Beyond even that level of interference, and in addition to it, there exist Agent Provocateurs, who can be seeded into protests, activist organisations, and even added to rent-a-crowds, for an added level of emphasis, perceived hysteria, and disruption. Agent provocateurs are parties who are used to infiltrate organisations of whatever kind with the intention of causing further disturbance, chaos, by behaving in ways which make the groups they have infiltrated look bad; by openly expressing extremist beliefs, starting arguments, even behaving violently and destructively.
One example of the use of agent provocateurs in recent history is the series of FBI operations known as ‘COINTELPRO’ (short for ‘Counter-Intelligence Program’), in which agents were used to infiltrate and corrupt the groups which were a part of the Civil Rights Movement in the US in the 1960’s(6). This was achieved by having members of the FBI posing as concerned citizens. They then joined the ranks of innumerable activist organisations with the express intent of impeding the organisations’ effectiveness, bringing them down from the inside — as a Trojan Horse — or co-opting the groups for the convenience of making them an asset for the FBI’s further use(7)(8).
A more recent and straightforward view of how agent provocateurs can be used was during the G20 summit of 2010 in Toronto(9). A group — of what later turned-out to be undercover police — clad in black, with covered faces, joined a group of peaceful protestors. The undercover provocateurs then began to engage in vandalism, running riot, inciting violence. This allowed the official police force to justify becoming more heavy-handed with genuine protestors, and shutting down the protests. But, it turned out to be a monumental failure when undercover agents were identified, called out, and separated from the real protestors; the provocateurs eventually ended up running behind police lines to protect themselves after being outed(10).

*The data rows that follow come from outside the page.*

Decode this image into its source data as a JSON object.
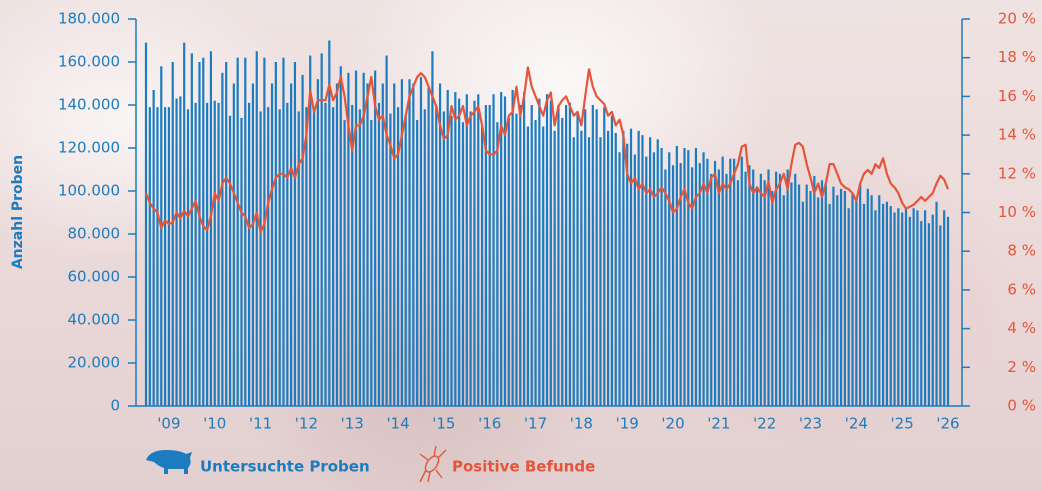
{
  "chart_data": {
    "type": "bar",
    "y_label": "Anzahl Proben",
    "categories": [
      null,
      null,
      null,
      null,
      null,
      null,
      "'09",
      null,
      null,
      null,
      null,
      null,
      null,
      null,
      null,
      null,
      null,
      null,
      "'10",
      null,
      null,
      null,
      null,
      null,
      null,
      null,
      null,
      null,
      null,
      null,
      "'11",
      null,
      null,
      null,
      null,
      null,
      null,
      null,
      null,
      null,
      null,
      null,
      "'12",
      null,
      null,
      null,
      null,
      null,
      null,
      null,
      null,
      null,
      null,
      null,
      "'13",
      null,
      null,
      null,
      null,
      null,
      null,
      null,
      null,
      null,
      null,
      null,
      "'14",
      null,
      null,
      null,
      null,
      null,
      null,
      null,
      null,
      null,
      null,
      null,
      "'15",
      null,
      null,
      null,
      null,
      null,
      null,
      null,
      null,
      null,
      null,
      null,
      "'16",
      null,
      null,
      null,
      null,
      null,
      null,
      null,
      null,
      null,
      null,
      null,
      "'17",
      null,
      null,
      null,
      null,
      null,
      null,
      null,
      null,
      null,
      null,
      null,
      "'18",
      null,
      null,
      null,
      null,
      null,
      null,
      null,
      null,
      null,
      null,
      null,
      "'19",
      null,
      null,
      null,
      null,
      null,
      null,
      null,
      null,
      null,
      null,
      null,
      "'20",
      null,
      null,
      null,
      null,
      null,
      null,
      null,
      null,
      null,
      null,
      null,
      "'21",
      null,
      null,
      null,
      null,
      null,
      null,
      null,
      null,
      null,
      null,
      null,
      "'22",
      null,
      null,
      null,
      null,
      null,
      null,
      null,
      null,
      null,
      null,
      null,
      "'23",
      null,
      null,
      null,
      null,
      null,
      null,
      null,
      null,
      null,
      null,
      null,
      "'24",
      null,
      null,
      null,
      null,
      null,
      null,
      null,
      null,
      null,
      null,
      null,
      "'25",
      null,
      null,
      null,
      null,
      null,
      null,
      null,
      null,
      null,
      null,
      null,
      "'26"
    ],
    "series": [
      {
        "name": "Untersuchte Proben",
        "type": "bar",
        "color": "#1d7bc0",
        "values": [
          169000,
          139000,
          147000,
          139000,
          158000,
          139000,
          139000,
          160000,
          143000,
          144000,
          169000,
          138000,
          164000,
          141000,
          160000,
          162000,
          141000,
          165000,
          142000,
          141000,
          155000,
          160000,
          135000,
          150000,
          162000,
          134000,
          162000,
          141000,
          150000,
          165000,
          137000,
          162000,
          139000,
          150000,
          160000,
          138000,
          162000,
          141000,
          150000,
          160000,
          137000,
          154000,
          139000,
          163000,
          138000,
          152000,
          164000,
          141000,
          170000,
          139000,
          150000,
          158000,
          133000,
          155000,
          140000,
          156000,
          138000,
          155000,
          150000,
          133000,
          156000,
          141000,
          150000,
          163000,
          136000,
          150000,
          139000,
          152000,
          135000,
          152000,
          150000,
          133000,
          153000,
          138000,
          148000,
          165000,
          140000,
          150000,
          137000,
          147000,
          135000,
          146000,
          143000,
          132000,
          145000,
          137000,
          142000,
          145000,
          130000,
          140000,
          140000,
          145000,
          132000,
          146000,
          144000,
          134000,
          147000,
          136000,
          140000,
          146000,
          130000,
          140000,
          133000,
          143000,
          130000,
          145000,
          142000,
          128000,
          140000,
          134000,
          140000,
          141000,
          125000,
          137000,
          128000,
          138000,
          125000,
          140000,
          138000,
          125000,
          139000,
          128000,
          135000,
          127000,
          118000,
          128000,
          122000,
          129000,
          117000,
          128000,
          126000,
          116000,
          125000,
          118000,
          124000,
          120000,
          110000,
          118000,
          112000,
          121000,
          113000,
          120000,
          119000,
          111000,
          120000,
          113000,
          118000,
          115000,
          108000,
          114000,
          110000,
          116000,
          108000,
          115000,
          115000,
          105000,
          116000,
          109000,
          112000,
          110000,
          101000,
          108000,
          105000,
          110000,
          100000,
          109000,
          108000,
          98000,
          110000,
          104000,
          108000,
          103000,
          95000,
          103000,
          100000,
          107000,
          97000,
          105000,
          103000,
          94000,
          102000,
          98000,
          101000,
          100000,
          92000,
          99000,
          97000,
          103000,
          94000,
          101000,
          98000,
          91000,
          98000,
          94000,
          95000,
          93000,
          90000,
          92000,
          90000,
          92000,
          88000,
          92000,
          91000,
          86000,
          91000,
          85000,
          89000,
          95000,
          84000,
          91000,
          88000
        ]
      },
      {
        "name": "Positive Befunde",
        "type": "line",
        "axis": "y2",
        "color": "#e5553a",
        "values": [
          11.0,
          10.5,
          10.2,
          10.0,
          9.2,
          9.6,
          9.4,
          9.5,
          10.0,
          9.7,
          10.1,
          9.8,
          10.2,
          10.6,
          9.8,
          9.3,
          9.1,
          9.8,
          11.0,
          10.6,
          11.5,
          11.8,
          11.5,
          11.0,
          10.5,
          10.0,
          9.8,
          9.2,
          9.4,
          10.0,
          9.0,
          9.4,
          10.5,
          11.2,
          11.8,
          12.0,
          12.0,
          11.8,
          12.3,
          11.8,
          12.5,
          12.8,
          14.0,
          16.3,
          15.2,
          15.8,
          15.8,
          15.8,
          16.6,
          15.8,
          16.2,
          17.0,
          16.0,
          14.5,
          13.2,
          14.5,
          14.5,
          15.0,
          16.0,
          17.0,
          15.5,
          14.8,
          15.0,
          14.0,
          13.5,
          12.8,
          13.0,
          14.0,
          15.0,
          16.0,
          16.5,
          17.0,
          17.2,
          17.0,
          16.5,
          16.0,
          15.5,
          14.5,
          13.8,
          14.0,
          15.5,
          14.8,
          15.0,
          15.5,
          14.5,
          15.0,
          15.2,
          15.5,
          14.5,
          13.2,
          13.0,
          13.0,
          13.2,
          14.5,
          14.0,
          15.0,
          15.2,
          16.5,
          15.0,
          16.0,
          17.5,
          16.5,
          16.0,
          15.5,
          15.0,
          15.8,
          16.2,
          14.5,
          15.5,
          15.8,
          16.0,
          15.5,
          15.0,
          15.2,
          14.5,
          16.0,
          17.4,
          16.5,
          16.0,
          15.8,
          15.6,
          15.0,
          15.2,
          14.5,
          14.8,
          14.0,
          12.0,
          11.5,
          11.8,
          11.2,
          11.5,
          11.0,
          11.2,
          10.8,
          11.0,
          11.3,
          11.0,
          10.6,
          10.0,
          10.2,
          10.8,
          11.2,
          10.5,
          10.2,
          10.8,
          11.0,
          11.5,
          11.0,
          11.8,
          12.0,
          11.0,
          11.5,
          11.2,
          11.5,
          12.0,
          12.5,
          13.4,
          13.5,
          11.5,
          11.0,
          11.3,
          11.0,
          10.8,
          11.6,
          10.5,
          11.2,
          11.5,
          12.0,
          11.2,
          12.5,
          13.5,
          13.6,
          13.4,
          12.5,
          11.8,
          11.0,
          11.5,
          10.8,
          11.5,
          12.5,
          12.5,
          12.0,
          11.5,
          11.3,
          11.2,
          11.0,
          10.6,
          11.5,
          12.0,
          12.2,
          12.0,
          12.5,
          12.3,
          12.8,
          12.0,
          11.5,
          11.3,
          11.0,
          10.5,
          10.2,
          10.3,
          10.4,
          10.6,
          10.8,
          10.6,
          10.8,
          11.0,
          11.5,
          11.9,
          11.7,
          11.2
        ]
      }
    ],
    "ylim": [
      0,
      180000
    ],
    "yticks": [
      0,
      {
        "value": 20000,
        "label": "20.000"
      },
      {
        "value": 40000,
        "label": "40.000"
      },
      {
        "value": 60000,
        "label": "60.000"
      },
      {
        "value": 80000,
        "label": "80.000"
      },
      {
        "value": 100000,
        "label": "100.000"
      },
      {
        "value": 120000,
        "label": "120.000"
      },
      {
        "value": 140000,
        "label": "140.000"
      },
      {
        "value": 160000,
        "label": "160.000"
      },
      {
        "value": 180000,
        "label": "180.000"
      }
    ],
    "y2lim": [
      0,
      20
    ],
    "y2ticks": [
      {
        "value": 0,
        "label": "0 %"
      },
      {
        "value": 2,
        "label": "2 %"
      },
      {
        "value": 4,
        "label": "4 %"
      },
      {
        "value": 6,
        "label": "6 %"
      },
      {
        "value": 8,
        "label": "8 %"
      },
      {
        "value": 10,
        "label": "10 %"
      },
      {
        "value": 12,
        "label": "12 %"
      },
      {
        "value": 14,
        "label": "14 %"
      },
      {
        "value": 16,
        "label": "16 %"
      },
      {
        "value": 18,
        "label": "18 %"
      },
      {
        "value": 20,
        "label": "20 %"
      }
    ],
    "legend": "bottom-left"
  }
}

It used to take shared interest, good ideas, and a sense of unity to motivate people to come together to collectively represent a cause. People would naturally form associations to combat injustice. Now, we are left even more unsure of how to act, and of the state of reality at large. Campaigns of any kind can be spoofed by means of paying a bunch of programmable conflict actors to champion whatever non-cause you can make up over the course of an afternoon’s plotting.
There is an ever-increasing atmosphere of fear and uncertainty around saying or doing the wrong thing. When you consider the investment in certain positions, and the apparent support thereof, as well as the fury exacted on opposition, it is easier to understand people’s unwillingness to take a stand on any issue. In regard to so many problems that exist in the modern world, there is such a push in one direction that the herd instinct has kicked in. And, us herd animals, being urged in one direction, become uncomfortable, begin to moo, and paw the ground apprehensively when one begins to deviate from the wranglings of the farmer and sheepdogs.
Many, at least subconsciously, sense the imminent danger of non-conformity; and, as a result, experience feelings of angst caused by the potential agitation the perceived deviation may bring. So, they either side with the popular position, or do nothing out of fear of repercussion.
Because they believe their eyes, and don’t look deeper at the issues than how they appear on the surface.